1) America OnTime stays in the portfolio.
2) It gets dumped.
If a company in the HOLDR's basket is sold, its stock is supposed to be removed from the portfolio and never replaced. (Merrill can create HOLDRs with different groupings of companies at any time; expect that to happen soon, and often.)
So when the Earthlink-Mindspring deal is done, for example, Internet HOLDRs will have just 19 stocks in the fold.
Conversely, a company making an acquisition should stay in the HOLDRs portfolio unaffected.
America OnTime isn't just any merger. As the biggest deal in history it combines giants in two different industries, and Merrill Lynch officials say they won't decide how this affects HOLDRs until they see details of the merger plan (which must be filed within 10 days of the deal's announcement).
If Merrill's powers-that-be decide America OnTime is a media conglomerate and not an Internet stock, they might give it the boot from their Internet HOLDR.
Personally, I doubt that will happen, but since we're examining how HOLDRs work, let's consider the possibility.
HOLDRs have an in-kind redemption feature for this kind of situation. If the merged stock gets dumped, investors would receive one share of AOL-TimeWarner stock for every share of America Online stock now represented in their HOLDR shares.
That's right, they get the actual America OnTime shares.

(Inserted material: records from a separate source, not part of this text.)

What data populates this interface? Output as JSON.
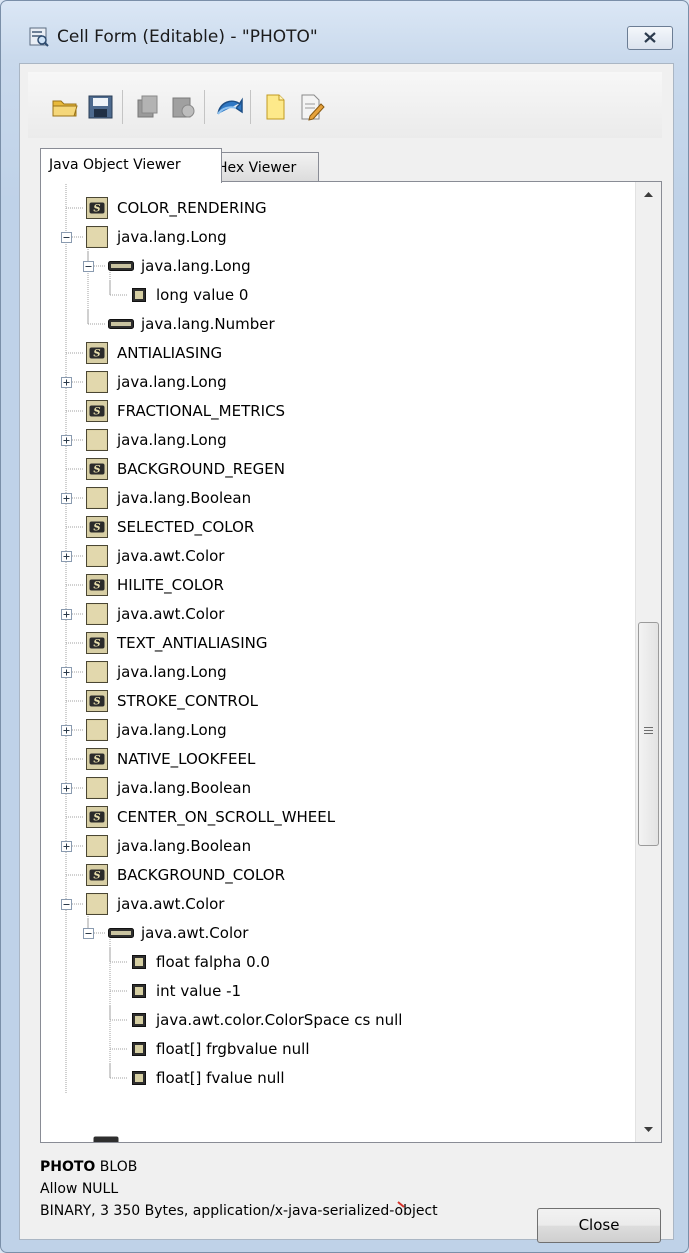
{
  "window": {
    "title": "Cell Form (Editable) - \"PHOTO\""
  },
  "toolbar": {
    "buttons": [
      "open-folder-icon",
      "save-icon",
      "copy-icon",
      "paste-icon",
      "refresh-icon",
      "new-file-icon",
      "edit-file-icon"
    ]
  },
  "tabs": [
    {
      "label": "Java Object Viewer",
      "active": true
    },
    {
      "label": "Hex Viewer",
      "active": false
    }
  ],
  "tree": [
    {
      "label": "COLOR_RENDERING",
      "icon": "s",
      "depth": 0,
      "toggle": "none"
    },
    {
      "label": "java.lang.Long",
      "icon": "obj",
      "depth": 0,
      "toggle": "minus"
    },
    {
      "label": "java.lang.Long",
      "icon": "class",
      "depth": 1,
      "toggle": "minus"
    },
    {
      "label": "long value 0",
      "icon": "field",
      "depth": 2,
      "toggle": "none"
    },
    {
      "label": "java.lang.Number",
      "icon": "class",
      "depth": 1,
      "toggle": "none"
    },
    {
      "label": "ANTIALIASING",
      "icon": "s",
      "depth": 0,
      "toggle": "none"
    },
    {
      "label": "java.lang.Long",
      "icon": "obj",
      "depth": 0,
      "toggle": "plus"
    },
    {
      "label": "FRACTIONAL_METRICS",
      "icon": "s",
      "depth": 0,
      "toggle": "none"
    },
    {
      "label": "java.lang.Long",
      "icon": "obj",
      "depth": 0,
      "toggle": "plus"
    },
    {
      "label": "BACKGROUND_REGEN",
      "icon": "s",
      "depth": 0,
      "toggle": "none"
    },
    {
      "label": "java.lang.Boolean",
      "icon": "obj",
      "depth": 0,
      "toggle": "plus"
    },
    {
      "label": "SELECTED_COLOR",
      "icon": "s",
      "depth": 0,
      "toggle": "none"
    },
    {
      "label": "java.awt.Color",
      "icon": "obj",
      "depth": 0,
      "toggle": "plus"
    },
    {
      "label": "HILITE_COLOR",
      "icon": "s",
      "depth": 0,
      "toggle": "none"
    },
    {
      "label": "java.awt.Color",
      "icon": "obj",
      "depth": 0,
      "toggle": "plus"
    },
    {
      "label": "TEXT_ANTIALIASING",
      "icon": "s",
      "depth": 0,
      "toggle": "none"
    },
    {
      "label": "java.lang.Long",
      "icon": "obj",
      "depth": 0,
      "toggle": "plus"
    },
    {
      "label": "STROKE_CONTROL",
      "icon": "s",
      "depth": 0,
      "toggle": "none"
    },
    {
      "label": "java.lang.Long",
      "icon": "obj",
      "depth": 0,
      "toggle": "plus"
    },
    {
      "label": "NATIVE_LOOKFEEL",
      "icon": "s",
      "depth": 0,
      "toggle": "none"
    },
    {
      "label": "java.lang.Boolean",
      "icon": "obj",
      "depth": 0,
      "toggle": "plus"
    },
    {
      "label": "CENTER_ON_SCROLL_WHEEL",
      "icon": "s",
      "depth": 0,
      "toggle": "none"
    },
    {
      "label": "java.lang.Boolean",
      "icon": "obj",
      "depth": 0,
      "toggle": "plus"
    },
    {
      "label": "BACKGROUND_COLOR",
      "icon": "s",
      "depth": 0,
      "toggle": "none"
    },
    {
      "label": "java.awt.Color",
      "icon": "obj",
      "depth": 0,
      "toggle": "minus"
    },
    {
      "label": "java.awt.Color",
      "icon": "class",
      "depth": 1,
      "toggle": "minus"
    },
    {
      "label": "float falpha 0.0",
      "icon": "field",
      "depth": 2,
      "toggle": "none"
    },
    {
      "label": "int value -1",
      "icon": "field",
      "depth": 2,
      "toggle": "none"
    },
    {
      "label": "java.awt.color.ColorSpace cs null",
      "icon": "field",
      "depth": 2,
      "toggle": "none"
    },
    {
      "label": "float[] frgbvalue null",
      "icon": "field",
      "depth": 2,
      "toggle": "none"
    },
    {
      "label": "float[] fvalue null",
      "icon": "field",
      "depth": 2,
      "toggle": "none"
    }
  ],
  "info": {
    "column_name": "PHOTO",
    "column_type": "BLOB",
    "nullable": "Allow NULL",
    "details": "BINARY, 3 350 Bytes, application/x-java-serialized-object"
  },
  "buttons": {
    "close": "Close"
  }
}
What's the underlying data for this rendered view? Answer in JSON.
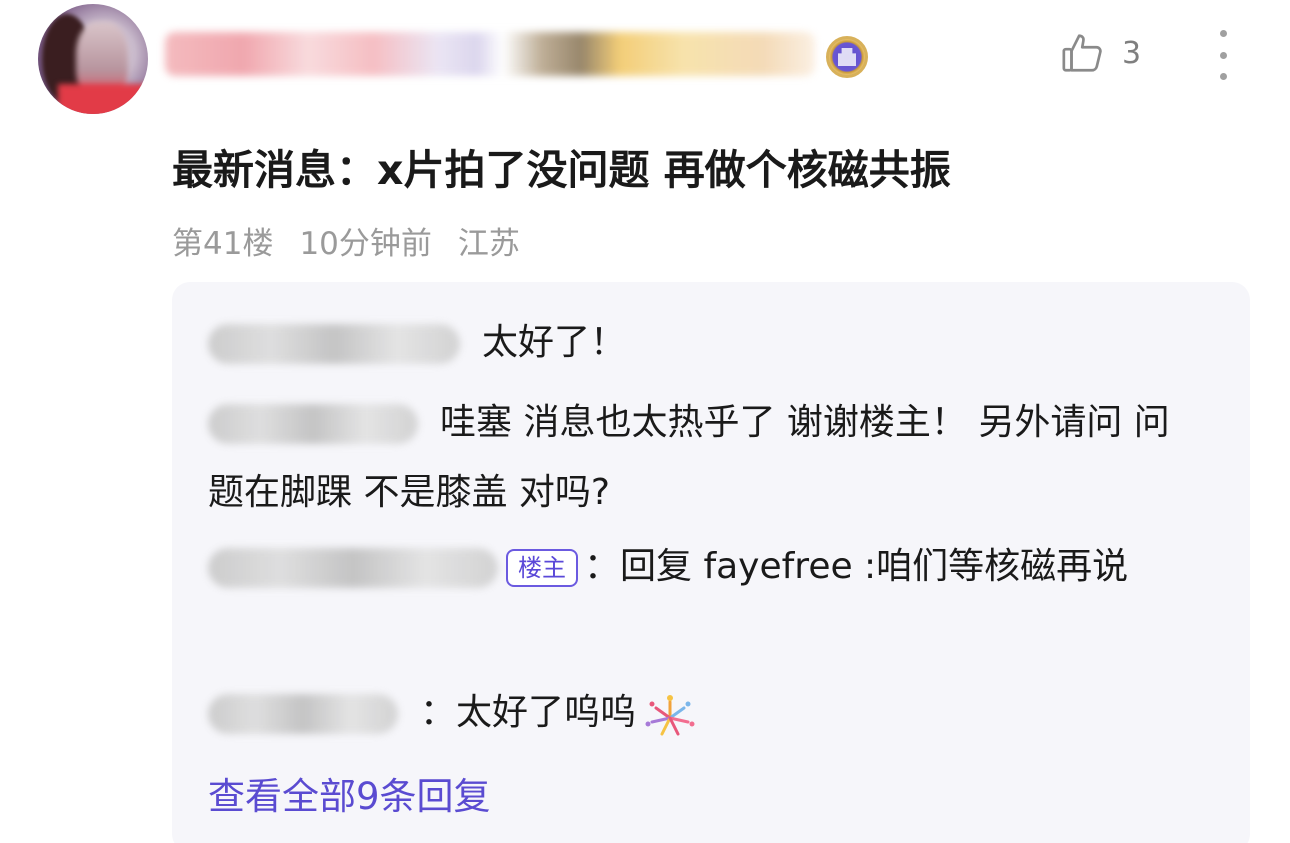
{
  "post": {
    "title": "最新消息：x片拍了没问题 再做个核磁共振",
    "like_count": "3",
    "meta": {
      "floor": "第41楼",
      "time": "10分钟前",
      "location": "江苏"
    }
  },
  "replies": [
    {
      "text": "太好了！"
    },
    {
      "text": "哇塞 消息也太热乎了 谢谢楼主！ 另外请问 问题在脚踝 不是膝盖 对吗?"
    },
    {
      "owner_tag": "楼主",
      "text": "：回复 fayefree :咱们等核磁再说"
    },
    {
      "text": "：太好了呜呜"
    }
  ],
  "view_all": "查看全部9条回复",
  "colors": {
    "accent": "#5a4bd1",
    "meta_gray": "#9a9a9a",
    "reply_bg": "#f6f6fa"
  },
  "icons": [
    "thumbs-up-icon",
    "more-vertical-icon",
    "fireworks-emoji",
    "vip-badge-icon"
  ]
}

Shareholders who don't want the stock could, of course, sell their HOLDRs at market price before the deal is completed.
Anyone wanting to keep the current makeup of the portfolio could -- at a cost of $10 per 100 shares -- redeem their HOLDRs units entirely in kind, so that they no longer have HOLDRs shares, but they have the shares of each of the 20 companies that made up their stake in the portfolio.
Best of all, they get those stocks with no taxes due until they sell the actual shares (that's one of the neat tax-efficiency features making everyone so hot on these things).
Confused?
Of course you are, but then again there was a time not so long ago when mutual funds may have seemed this confusing, too.
The good news is that these investment products will not be so new and strange as they become more popular, in the same way that many average investors now use spiders and other index-share products instead of index funds.
That said, approach HOLDRs or any other new investment idea with caution.
If the guys who create this stuff are still learning how it works -- and the America OnTime deal shows that they are -- you may want to observe what happens next before you commit to the "next big thing."